The surf-sounding “Walk With Me” mixes things up nicely. Time is catching up again with “Too Late to Repent,” marking a sad but confident ballad from Jens. “I’m Alright,” a menacing Music Machine/Munsters-type theme song-like rocker, features a very cool and inspired freak-beat lead guitar part, with vocals from Mathias Lilja. The love-inspired “Slave” frames itself as a moody haunting ballad, with a wild feedback guitar solo performance from Mathias Lilja.

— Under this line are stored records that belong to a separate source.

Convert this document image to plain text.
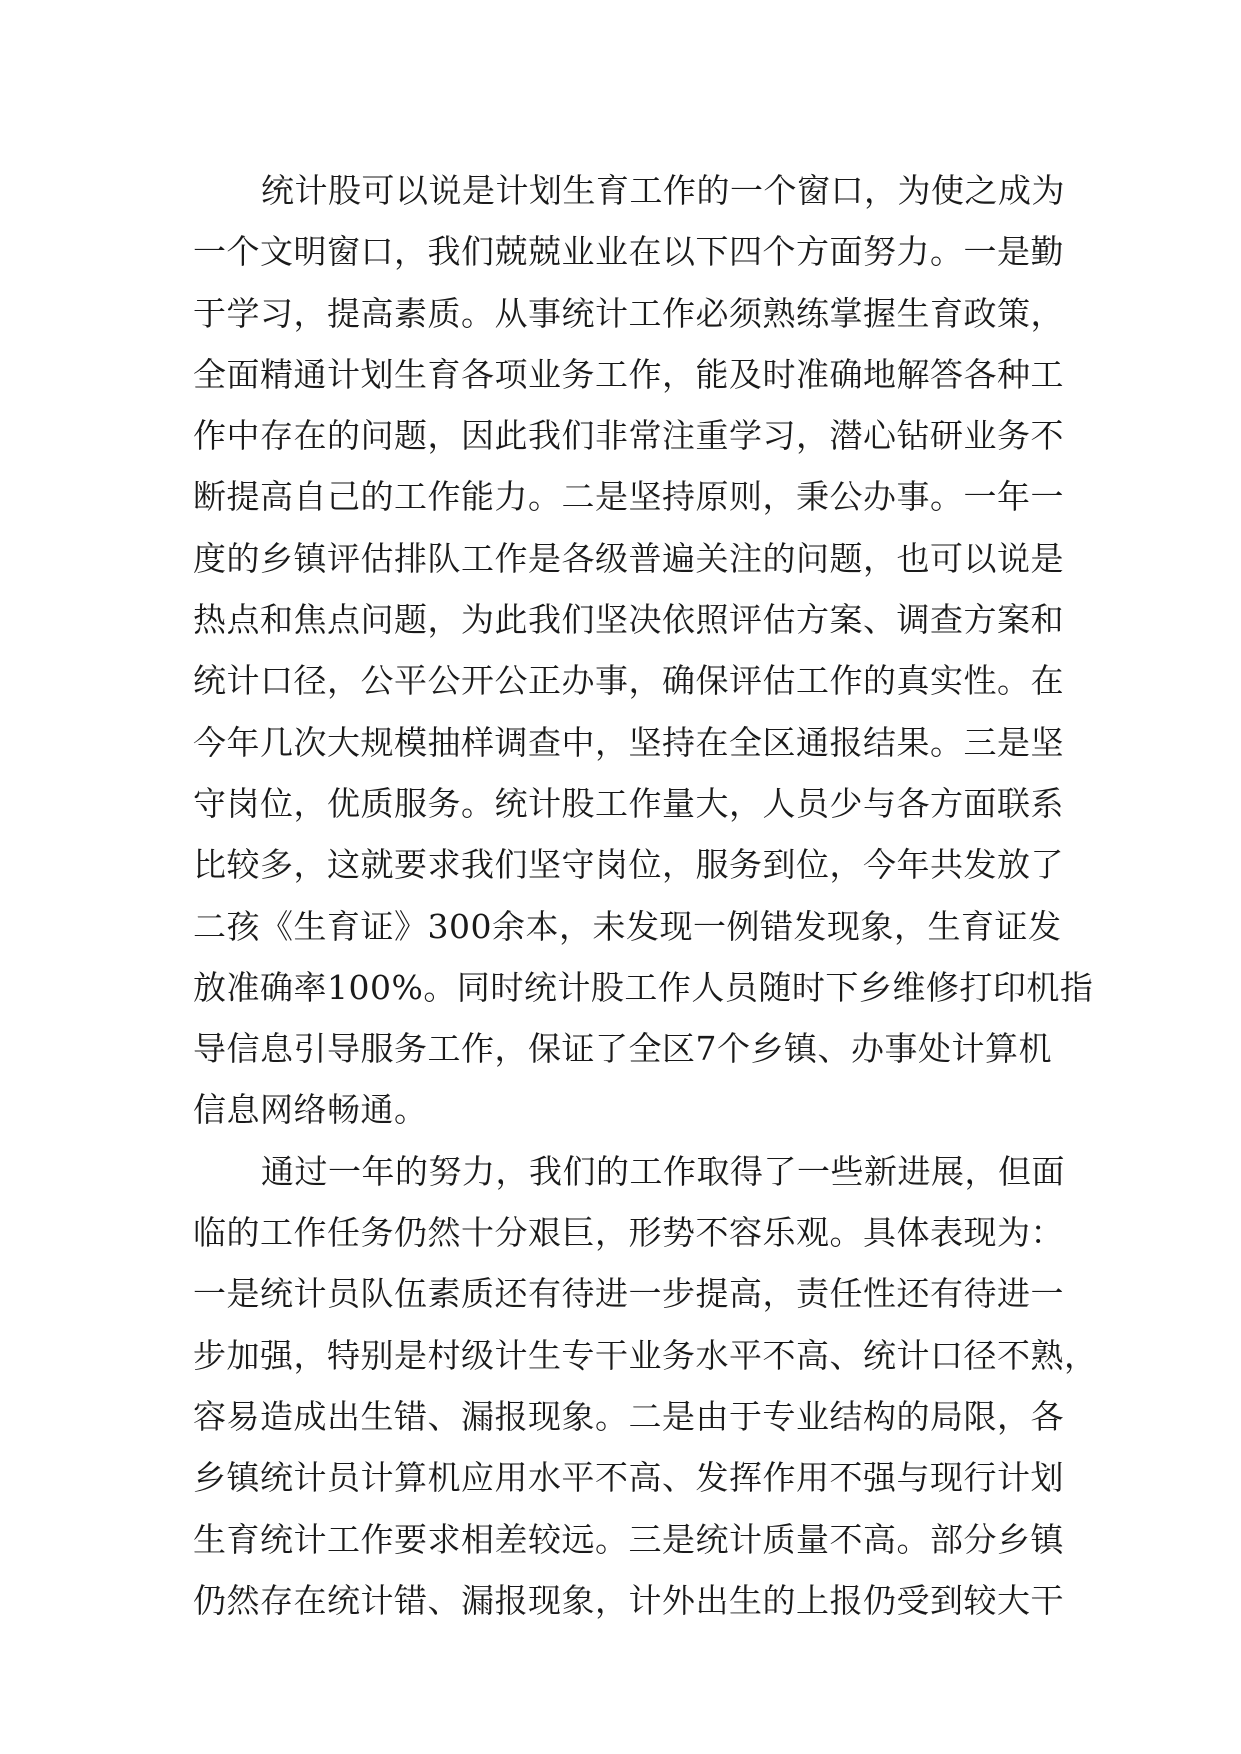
统计股可以说是计划生育工作的一个窗口，为使之成为
一个文明窗口，我们兢兢业业在以下四个方面努力。一是勤
于学习，提高素质。从事统计工作必须熟练掌握生育政策，
全面精通计划生育各项业务工作，能及时准确地解答各种工
作中存在的问题，因此我们非常注重学习，潜心钻研业务不
断提高自己的工作能力。二是坚持原则，秉公办事。一年一
度的乡镇评估排队工作是各级普遍关注的问题，也可以说是
热点和焦点问题，为此我们坚决依照评估方案、调查方案和
统计口径，公平公开公正办事，确保评估工作的真实性。在
今年几次大规模抽样调查中，坚持在全区通报结果。三是坚
守岗位，优质服务。统计股工作量大，人员少与各方面联系
比较多，这就要求我们坚守岗位，服务到位，今年共发放了
二孩《生育证》300余本，未发现一例错发现象，生育证发
放准确率100%。同时统计股工作人员随时下乡维修打印机指
导信息引导服务工作，保证了全区7个乡镇、办事处计算机
信息网络畅通。
通过一年的努力，我们的工作取得了一些新进展，但面
临的工作任务仍然十分艰巨，形势不容乐观。具体表现为：
一是统计员队伍素质还有待进一步提高，责任性还有待进一
步加强，特别是村级计生专干业务水平不高、统计口径不熟，
容易造成出生错、漏报现象。二是由于专业结构的局限，各
乡镇统计员计算机应用水平不高、发挥作用不强与现行计划
生育统计工作要求相差较远。三是统计质量不高。部分乡镇
仍然存在统计错、漏报现象，计外出生的上报仍受到较大干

Bassist/singer Ulf Guttormsson comes up with “Dark Places,” a moment of they’re-coming-for-me paranoia featuring some very tasty organ fills from Jens Lindberg. One of the many positives has been the addition of Jens’ organ to You Can’t Beat Youth, which is new for the Maharajas. The Fuzztones-inspired “Everything O’ Clock” and the manic “How Many Times” rock out like all the best mid-’60s head-bangers did.

Mathias Lilja’s lesson of “Don’t Do It Again” features more of that same fantastic organ lead playing from Jens, in a memorable mid-tempo delight. Jens Lindberg takes the lead again on the fabulous ballad “Hurt Me Please,” and his organ really sets the haunted feel here. He also contributes another great moody ballad “Too Late to Repent,” which wouldn’t have sounded out of place on H-Minor. This is an outstanding album from Sweden’s best garage-rock band today.